Mills puts seven templates of ads on Craigslist year-round. His most interesting response came from a New York City group, Yung Flutes. Perry Yung is a performer and teacher of the shakuhachi, which Mills says is “the most difficult flute to learn to play. He teaches elementary school children in New York City how to make these flutes, and how to perform.
“They were looking for a national distributor of bamboo in order to make flutes. I was just floored by that. I thought, ‘I’m going to try to milk this for all it’s worth.’
“We went back and forth and I said, ‘Why don’t you send me the specifications on what kind of bamboo it is, and I’ll see if I have it?’ What they require is, you have to go underground to dig it up. … You don’t just whack it off at the ground. There are rings, almost at the root, that they need in order to make the mouthpiece.”
He sent two packages of bamboo – six 3-foot sections. Mills didn’t charge money that time, although Yung paid for the shipping. Instead, he asked for and got a flute. “Now I just have to learn how to play it,” he says, chuckling.

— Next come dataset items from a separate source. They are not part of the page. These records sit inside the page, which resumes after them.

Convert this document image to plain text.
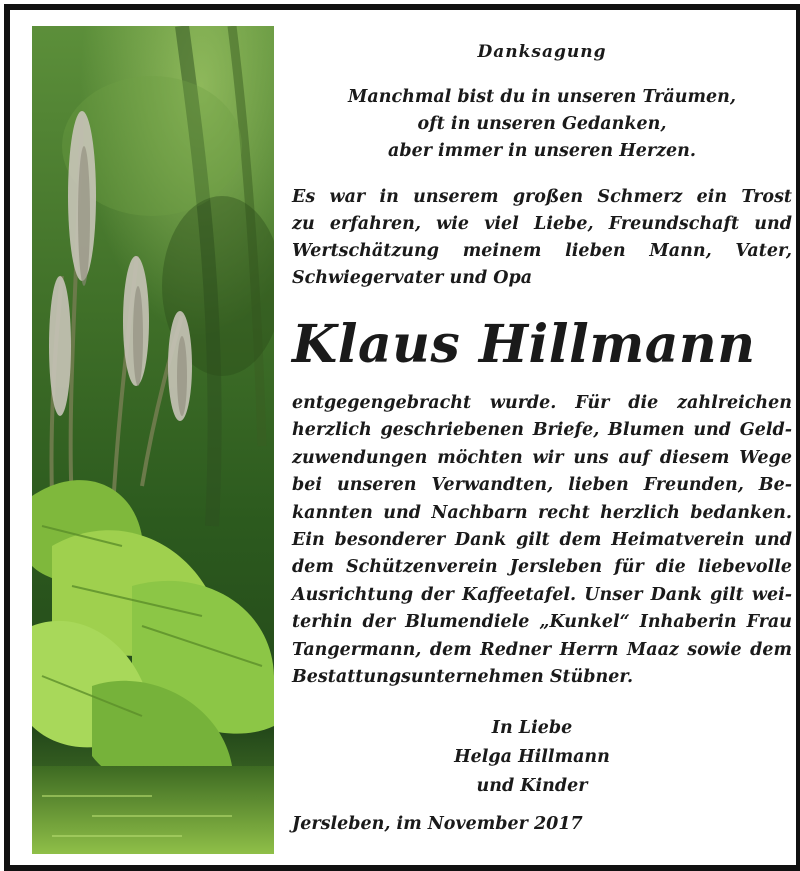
Danksagung
Manchmal bist du in unseren Träumen,
oft in unseren Gedanken,
aber immer in unseren Herzen.
Es war in unserem großen Schmerz ein Trost
zu erfahren, wie viel Liebe, Freundschaft und
Wertschätzung meinem lieben Mann, Vater,
Schwiegervater und Opa
Klaus Hillmann
entgegengebracht wurde. Für die zahlreichen
herzlich geschriebenen Briefe, Blumen und Geld-
zuwendungen möchten wir uns auf diesem Wege
bei unseren Verwandten, lieben Freunden, Be-
kannten und Nachbarn recht herzlich bedanken.
Ein besonderer Dank gilt dem Heimatverein und
dem Schützenverein Jersleben für die liebevolle
Ausrichtung der Kaffeetafel. Unser Dank gilt wei-
terhin der Blumendiele „Kunkel“ Inhaberin Frau
Tangermann, dem Redner Herrn Maaz sowie dem
Bestattungsunternehmen Stübner.
In Liebe
Helga Hillmann
und Kinder
Jersleben, im November 2017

He hopes for an ongoing relationship with Yung once the latter returns from a tour in China and Japan. Regardless, “This is hilarious to me because I think it’s so novel.”

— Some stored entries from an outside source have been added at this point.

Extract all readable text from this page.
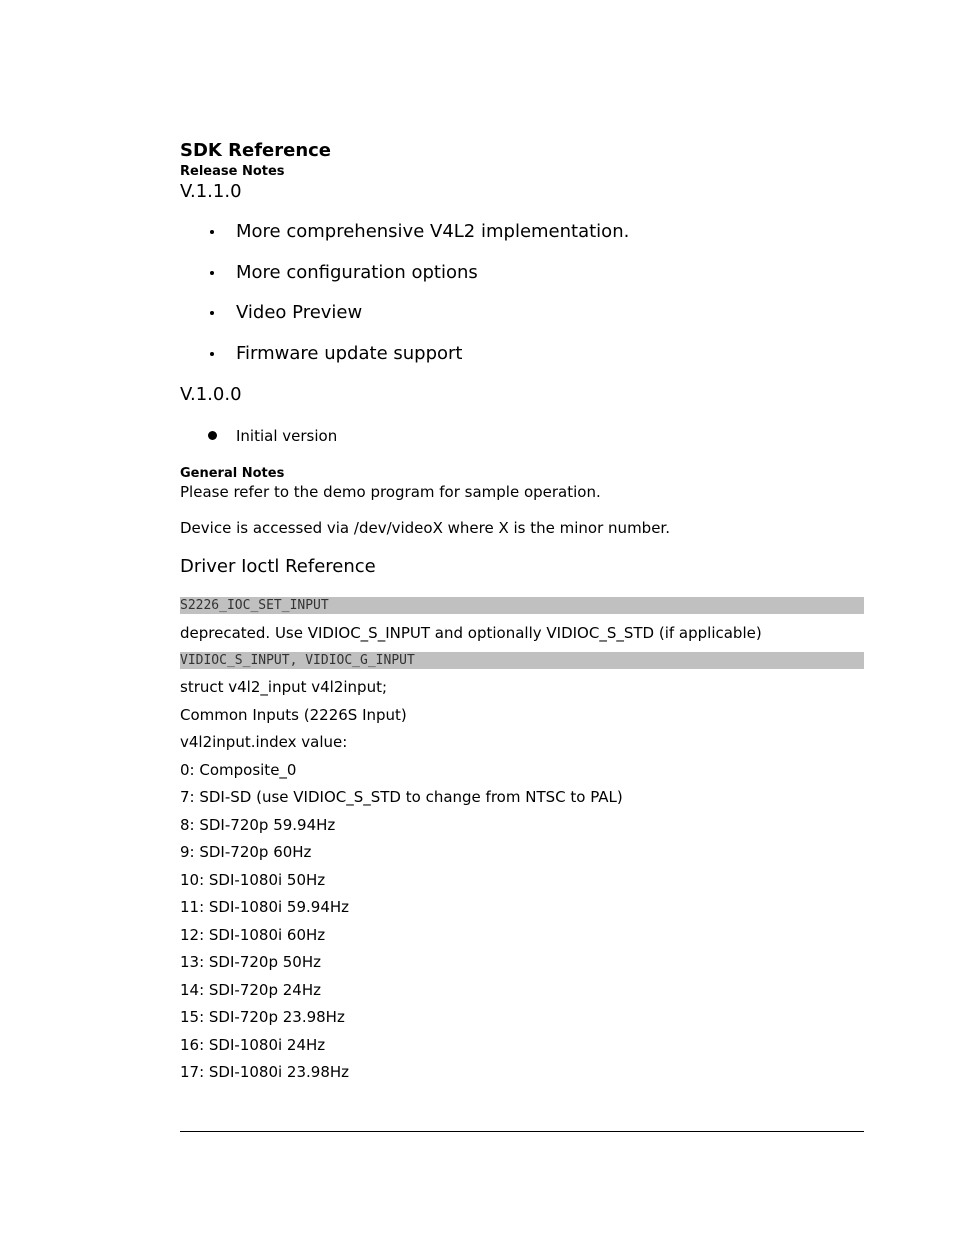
SDK Reference
Release Notes
V.1.1.0
More comprehensive V4L2 implementation.
More configuration options
Video Preview
Firmware update support
V.1.0.0
Initial version
General Notes
Please refer to the demo program for sample operation.
Device is accessed via /dev/videoX where X is the minor number.
Driver Ioctl Reference
S2226_IOC_SET_INPUT
deprecated. Use VIDIOC_S_INPUT and optionally VIDIOC_S_STD (if applicable)
VIDIOC_S_INPUT, VIDIOC_G_INPUT
struct v4l2_input v4l2input;
Common Inputs (2226S Input)
v4l2input.index value:
0: Composite_0
7: SDI-SD (use VIDIOC_S_STD to change from NTSC to PAL)
8: SDI-720p 59.94Hz
9: SDI-720p 60Hz
10: SDI-1080i 50Hz
11: SDI-1080i 59.94Hz
12: SDI-1080i 60Hz
13: SDI-720p 50Hz
14: SDI-720p 24Hz
15: SDI-720p 23.98Hz
16: SDI-1080i 24Hz
17: SDI-1080i 23.98Hz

Mills says bamboo has myriad uses that range from tomato stakes to hat racks to coat racks. “I had someone from Goodwill buy some huge bamboo stalks to make a waterfall. It’s like a pipe. You can hollow them out; I’m working on that right now. I whack them off and you have to dry them, so I throw them on top of my carport and they fry in this hot sun.”

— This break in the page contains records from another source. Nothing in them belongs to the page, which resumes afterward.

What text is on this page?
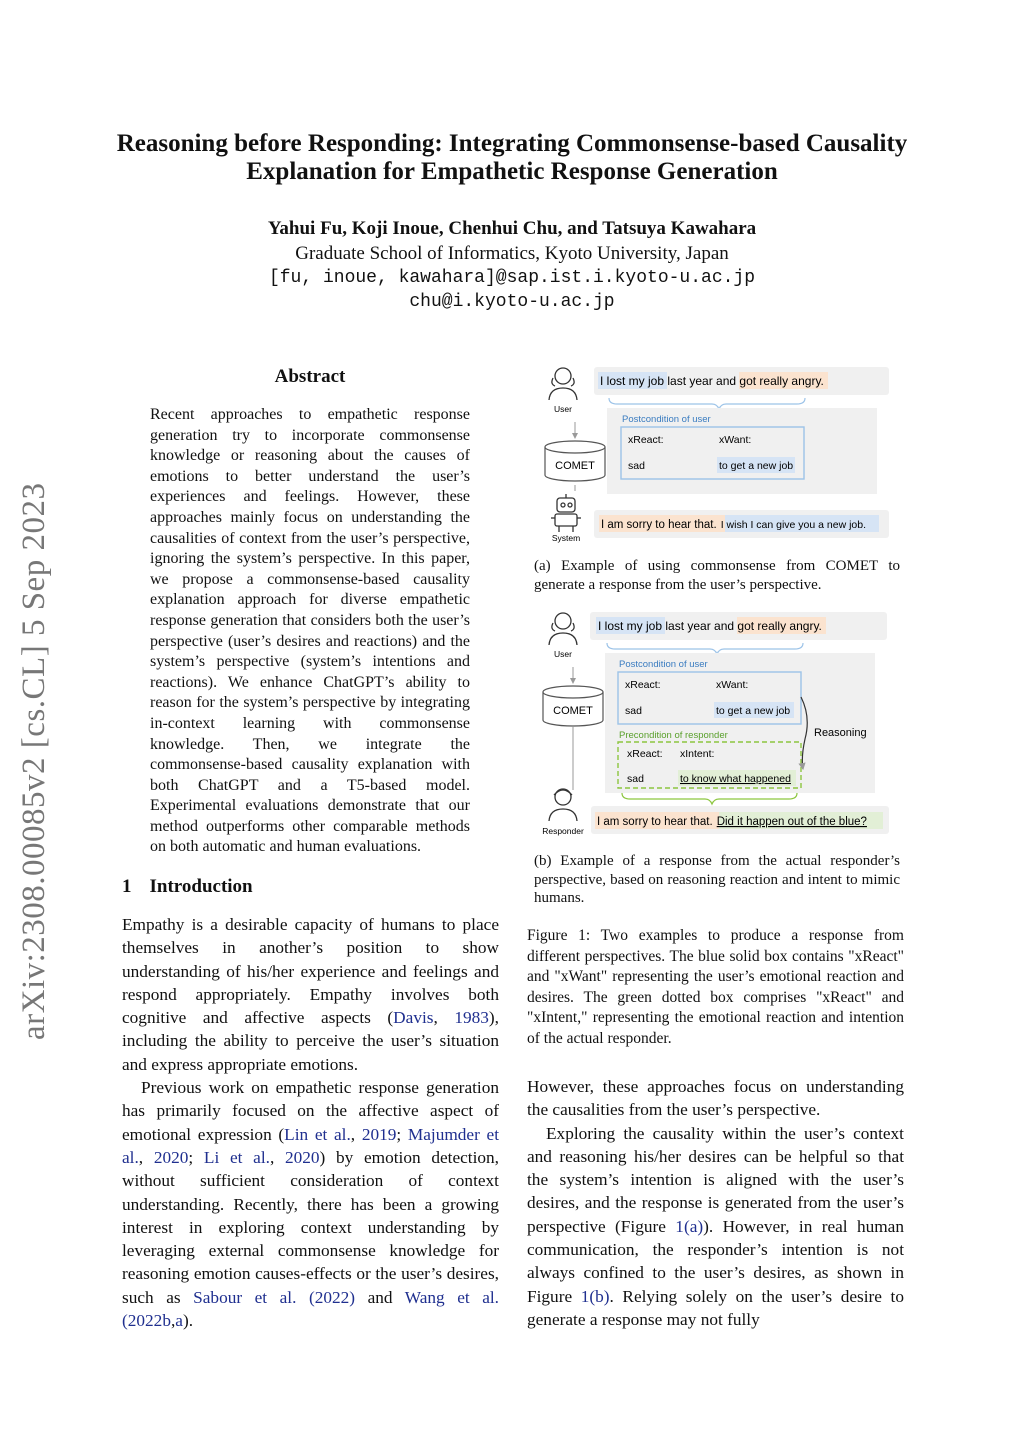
Reasoning before Responding: Integrating Commonsense-based Causality
Explanation for Empathetic Response Generation
Yahui Fu, Koji Inoue, Chenhui Chu, and Tatsuya Kawahara
Graduate School of Informatics, Kyoto University, Japan
[fu, inoue, kawahara]@sap.ist.i.kyoto-u.ac.jp
chu@i.kyoto-u.ac.jp
arXiv:2308.00085v2 [cs.CL] 5 Sep 2023
Abstract
Recent approaches to empathetic response generation try to incorporate commonsense knowledge or reasoning about the causes of emotions to better understand the user’s experiences and feelings. However, these approaches mainly focus on understanding the causalities of context from the user’s perspective, ignoring the system’s perspective. In this paper, we propose a commonsense-based causality explanation approach for diverse empathetic response generation that considers both the user’s perspective (user’s desires and reactions) and the system’s perspective (system’s intentions and reactions). We enhance ChatGPT’s ability to reason for the system’s perspective by integrating in-context learning with commonsense knowledge. Then, we integrate the commonsense-based causality explanation with both ChatGPT and a T5-based model. Experimental evaluations demonstrate that our method outperforms other comparable methods on both automatic and human evaluations.
1 Introduction

Empathy is a desirable capacity of humans to place themselves in another’s position to show understanding of his/her experience and feelings and respond appropriately. Empathy involves both cognitive and affective aspects (Davis, 1983), including the ability to perceive the user’s situation and express appropriate emotions.

Previous work on empathetic response generation has primarily focused on the affective aspect of emotional expression (Lin et al., 2019; Majumder et al., 2020; Li et al., 2020) by emotion detection, without sufficient consideration of context understanding. Recently, there has been a growing interest in exploring context understanding by leveraging external commonsense knowledge for reasoning emotion causes-effects or the user’s desires, such as Sabour et al. (2022) and Wang et al. (2022b,a).

User
I lost my job last year and got really angry.
COMET
Postcondition of user
xReact:	xWant:
sad	to get a new job
System
I am sorry to hear that. I wish I can give you a new job.
User
I lost my job last year and got really angry.
COMET
Postcondition of user
xReact:	xWant:
sad	to get a new job
Precondition of responder
xReact: xIntent:
sad	to know what happened
Reasoning
Responder
I am sorry to hear that. Did it happen out of the blue?
(a) Example of using commonsense from COMET to generate a response from the user’s perspective.
(b) Example of a response from the actual responder’s perspective, based on reasoning reaction and intent to mimic humans.
Figure 1: Two examples to produce a response from different perspectives. The blue solid box contains "xReact" and "xWant" representing the user’s emotional reaction and desires. The green dotted box comprises "xReact" and "xIntent," representing the emotional reaction and intention of the actual responder.

However, these approaches focus on understanding the causalities from the user’s perspective.

Exploring the causality within the user’s context and reasoning his/her desires can be helpful so that the system’s intention is aligned with the user’s desires, and the response is generated from the user’s perspective (Figure 1(a)). However, in real human communication, the responder’s intention is not always confined to the user’s desires, as shown in Figure 1(b). Relying solely on the user’s desire to generate a response may not fully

He says a couple of teachers have asked about the bamboo to use for displays in their classrooms. “They’ll use it for arts and crafts, to be able to hang things from it. Most people only think of it for using it for fishing poles … I’ve sold some for that.”
The price “can go for anywhere from $2 to $200, depending on what it’s used for. But it’s not enough sales to cause me to make a living at it.”
Mills says he’s up to 42 items in his inventory that he grows in his yard, including a lot of banana trees. “My motto is: I try to turn a passionate hobby into a profitable way of life.”